Good and bad thinking ...

Came across the following on Climate etc., a blog run by Dr Judith Curry, a noted climate scientist.
Unfortunately, there is not simply good and bad thinking in the world, both easily recognized as such. There is also bad thinking that appears to be good and therefore wrongfully, sometimes disastrously, used as the basis of very important decisions. Very often this “bad thinking” is defended and “rationalized” in a highly sophisticated fashion. However flawed, it successfully counterfeits good thinking, and otherwise intelligent people are taken in. Such thinking is found in every dimension of human life and in every dimension it does harm; in every dimension it works against human well-being. 
While she is addressing some of the name calling and arguing in the climate science/Anthropomorphic Global Warming debate that black is white and vice versa, it struck me, reading her article, that this is what has gone wrong in so many aspects of our present society. In my view the entire Politically Correct agenda is a result of "Bad Thinking" in that it has taken perfectly reasonable and logical issues and created a monster out of them.  Morality is turned on it's head in this process and becomes a draconian beast, the ally of bullies and misogynists who spend all their time examining every statement and every action in others in an effort to find and " - ismist" intention.


This is what has spawned such oxymorons as "institutional racism, sexism, homophobia" and so many more. This is what spawns the sort of idiot who can take a light-hearted comment and turn it into a racist slur, or see a father taking a photograph of his child and turn it into an act of paedophilia.
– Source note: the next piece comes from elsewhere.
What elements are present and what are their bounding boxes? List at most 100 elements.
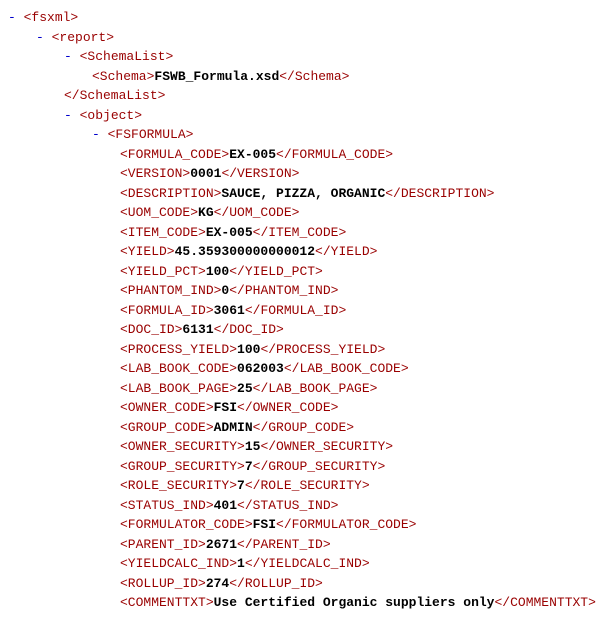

How does it arise? I suspect it begins innocently enough, as something one can identify with as a "cause" to be supported. Gradually it grows as more and more misinformation is added or misdirection is received until someone, who probably has a tendency toward obsession anyway, becomes so convinced of the "justice" of their cause, they start a crusade. This is the sort of thing that begins with, for example, the perfectly reasonable desire of those who find themselves drawn to a same-sex relationship, to be able to enjoy that relationship openly and without censure. Then it becomes a campaign to demand that everyone must acknowledge that right and finally, as in Sparta, it must be made the "norm" in the eyes of the campaigner. In this drive to compel everyone to accept everything, all sense of balance and "reasonableness" is lost. If you disagree with someone's views, you risk being labeled fascist, if you think Islam isn't the same as Christianity, you are an Islamophobe. If you are uncomfortable with homosexuality, you are a homophobe. Normal, everyday behaviour is now regarded with suspicion by the advocates of PC ideology because it might mask some "-ism" they are against. Using an ordinary figure of speech can get you branded as a racist ...


Another example of how this kind of thinking can be used is to study the case of the fundamentalist in any religion. They will consider no argument around their belief. The reasoning is usually circular and closed. This is clearly manifest in both sides of the climate change debate. Neither side will actually 'hear' what the other side is saying - hence Dr Curry's "bad thinking" label.


But "bad thinking" seems to pervade almost every aspect of our lives at present. I have already mentioned the religious fundamentalist, but they are joined by the anti-religion faction who have arrived, by some rather interesting manipulations of facts, at the conclusion that all wars are started by religions and all sexual abuse is committed by Roman Catholic priests... Again, if the actual crime statistics are examined, less than 2% of all clergy commit any sort of offence and this accounts, across the world, for under 10% of the actual crimes of sexual abuse. What one must not do, is try to discuss this with anyone who is convinced of the mantra: religion = war; clergy = abusers.


I find myself asking what is it in some people that prevents them from critically examining their reasoning or their cause? Is it actually a form of mental illness? 


Maybe there's a doctorate and vast amount of research funding to be had in examining it!